毎日、日本だけでなく世界の出来事に目をくばっている、つもりである。

その中で多大の関心は、やはり人生のほぼ半分を過ごしたアメリカに向く。日々のニュースだけでなく、絶え間のない日米比較が頭のなかをかけめぐる。

日本能率協会の月刊誌で「上陸するアメリカ・しないアメリカ」というテーマで連載をしている。そこではアメリカの諸事情について、これから「日本にやってくるモノとそうでないモノ」という分類で論考を加えている。

                                                                  

たとえば司法取引。

これはアメリカの刑事事件では当たり前のことで、ほぼ9割の犯罪が検察と容疑者のあいだでとりかわされる取引によってカタがついている。コンビニから雑誌を盗んだというささいな窃盗罪から、数百億円の被害がでた産業価格カルテルまで、司法取引なしにアメリカの刑事事件は収拾しない。

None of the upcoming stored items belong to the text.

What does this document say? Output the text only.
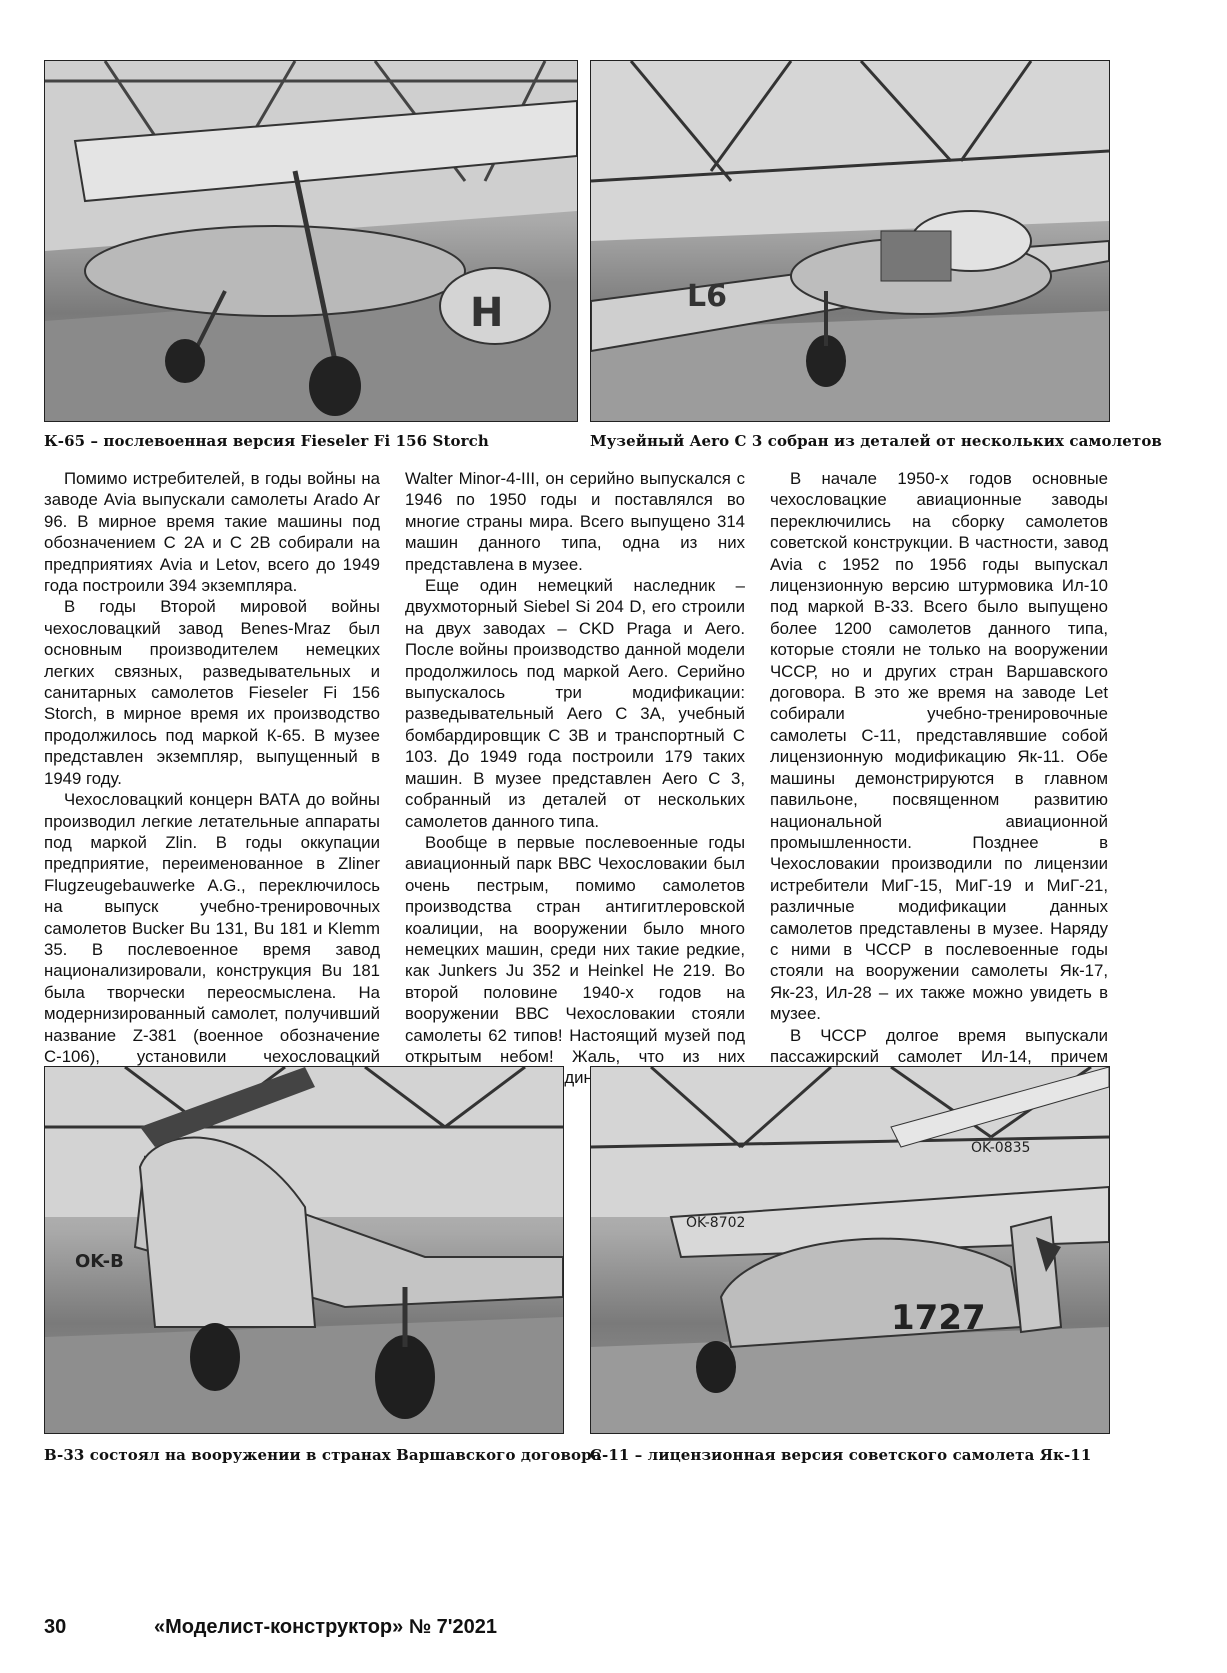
H
К-65 – послевоенная версия Fieseler Fi 156 Storch
L6
Музейный Aero C 3 собран из деталей от нескольких самолетов

Помимо истребителей, в годы войны на заводе Avia выпускали самолеты Arado Ar 96. В мирное время такие машины под обозначением С 2А и С 2В собирали на предприятиях Avia и Letov, всего до 1949 года построили 394 экземпляра.

В годы Второй мировой войны чехословацкий завод Benes-Mraz был основным производителем немецких легких связных, разведывательных и санитарных самолетов Fieseler Fi 156 Storch, в мирное время их производство продолжилось под маркой К-65. В музее представлен экземпляр, выпущенный в 1949 году.

Чехословацкий концерн ВАТА до войны производил легкие летательные аппараты под маркой Zlin. В годы оккупации предприятие, переименованное в Zliner Flugzeugebauwerke A.G., переключилось на выпуск учебно-тренировочных самолетов Bucker Bu 131, Bu 181 и Klemm 35. В послевоенное время завод национализировали, конструкция Bu 181 была творчески переосмыслена. На модернизированный самолет, получивший название Z-381 (военное обозначение С-106), установили чехословацкий

Walter Minor-4-III, он серийно выпускался с 1946 по 1950 годы и поставлялся во многие страны мира. Всего выпущено 314 машин данного типа, одна из них представлена в музее.

Еще один немецкий наследник – двухмоторный Siebel Si 204 D, его строили на двух заводах – CKD Praga и Aero. После войны производство данной модели продолжилось под маркой Aero. Серийно выпускалось три модификации: разведывательный Aero C 3A, учебный бомбардировщик С 3В и транспортный С 103. До 1949 года построили 179 таких машин. В музее представлен Aero C 3, собранный из деталей от нескольких самолетов данного типа.

Вообще в первые послевоенные годы авиационный парк ВВС Чехословакии был очень пестрым, помимо самолетов производства стран антигитлеровской коалиции, на вооружении было много немецких машин, среди них такие редкие, как Junkers Ju 352 и Heinkel He 219. Во второй половине 1940-х годов на вооружении ВВС Чехословакии стояли самолеты 62 типов! Настоящий музей под открытым небом! Жаль, что из них

В начале 1950-х годов основные чехословацкие авиационные заводы переключились на сборку самолетов советской конструкции. В частности, завод Avia с 1952 по 1956 годы выпускал лицензионную версию штурмовика Ил-10 под маркой В-33. Всего было выпущено более 1200 самолетов данного типа, которые стояли не только на вооружении ЧССР, но и других стран Варшавского договора. В это же время на заводе Let собирали учебно-тренировочные самолеты С-11, представлявшие собой лицензионную модификацию Як-11. Обе машины демонстрируются в главном павильоне, посвященном развитию национальной авиационной промышленности. Позднее в Чехословакии производили по лицензии истребители МиГ-15, МиГ-19 и МиГ-21, различные модификации данных самолетов представлены в музее. Наряду с ними в ЧССР в послевоенные годы стояли на вооружении самолеты Як-17, Як-23, Ил-28 – их также можно увидеть в музее.

В ЧССР долгое время выпускали пассажирский самолет Ил-14, причем

OK-B
B-33 состоял на вооружении в странах Варшавского договора
OK-8702
OK-0835
1727
C-11 – лицензионная версия советского самолета Як-11
30	«Моделист-конструктор» № 7'2021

けれども日本の司法界には違う論理が流れており、アメリカのような司法取引は原則として行われていない。そこには真実の追求を大切にする日本らしい文化があるためだ。今後、アメリカ流の司法取引が上陸する可能性は低いだろう。

そのほかにも日常生活レベルで「これは日本の企業につくってほしい」とか、「これは日本社会には合わない」というものが山ほどある。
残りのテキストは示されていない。